About the Role:
We are seeking a Data Engineer to design, develop, and maintain scalable data pipelines, webhooks delivery systems, and indexer-as-a-service products. This role is ideal for someone with strong expertise in real-time data processing, event-driven architectures, and distributed systems.
As a key contributor, you will work with technologies like Kafka, PostgreSQL, Parquet, and message queues to ensure efficient, reliable, and scalable data movement across applications. You will collaborate with engineering, product, and data teams to build high-performance systems that support real-time event processing, API integrations, and large-scale data indexing.
Key Responsibilities:
- Build and maintain scalable data pipelines for ingesting, processing, and storing structured and unstructured data.
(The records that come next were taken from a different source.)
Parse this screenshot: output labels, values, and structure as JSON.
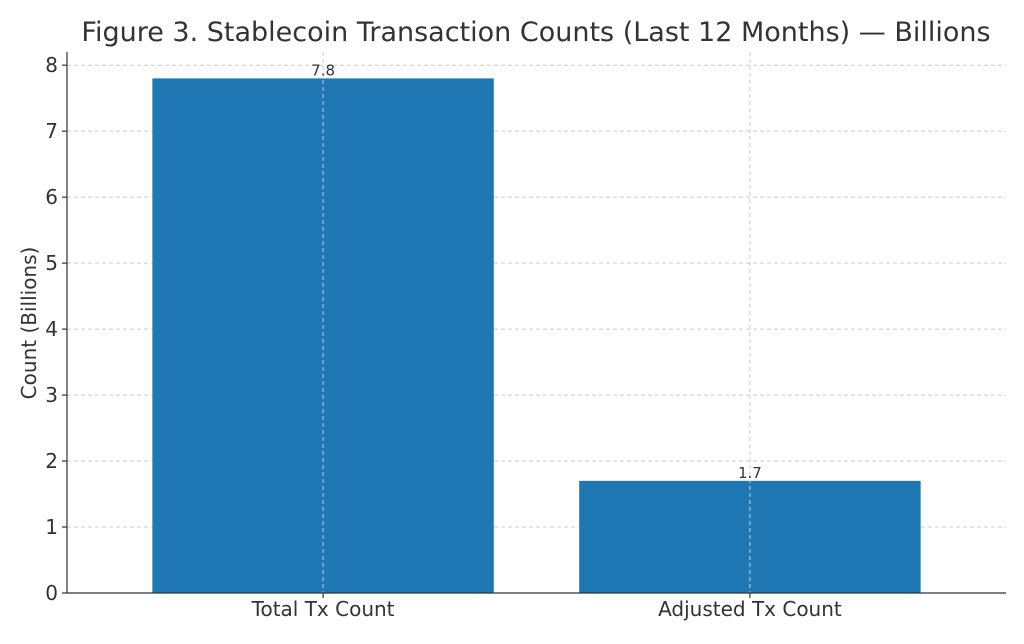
{
  "chart_data": {
    "type": "bar",
    "title": "Figure 3. Stablecoin Transaction Counts (Last 12 Months) — Billions",
    "xlabel": "",
    "ylabel": "Count (Billions)",
    "categories": [
      "Total Tx Count",
      "Adjusted Tx Count"
    ],
    "values": [
      7.8,
      1.7
    ],
    "data_labels": [
      "7.8",
      "1.7"
    ],
    "ylim": [
      0,
      8.2
    ],
    "yticks": [
      0,
      1,
      2,
      3,
      4,
      5,
      6,
      7,
      8
    ],
    "grid": true,
    "bar_color": "#1f77b4",
    "grid_color": "#cccccc"
  }
}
- Own and optimize webhook delivery infrastructure, ensuring reliable event transmission with retry mechanisms, rate limiting, and observability.
- Develop and maintain an indexer-as-a-service platform, enabling efficient search and retrieval of large-scale datasets.
- Leverage Apache Kafka and message queues to process and distribute real-time event streams.
- Optimize storage formats using Apache Parquet for efficient querying and storage.
- Manage PostgreSQL databases, ensuring high availability, performance, and scalability.
- Work closely with backend and frontend teams to integrate APIs, webhook systems, and indexing solutions.
- Implement monitoring, alerting, and observability tools to track pipeline performance, webhook reliability, and indexer efficiency.
- Ensure data integrity, security, and compliance across all data systems.
Required Skills & Qualifications:
- Proficiency in Python for data processing, automation, and API integration.
- Strong experience with PostgreSQL and other relational databases, including indexing, partitioning, and performance tuning.
- Expertise in Apache Kafka and event-driven architectures.
- Familiarity with Parquet file format for optimized storage and query performance.
- Experience with containerization and orchestration (Docker, Kubernetes).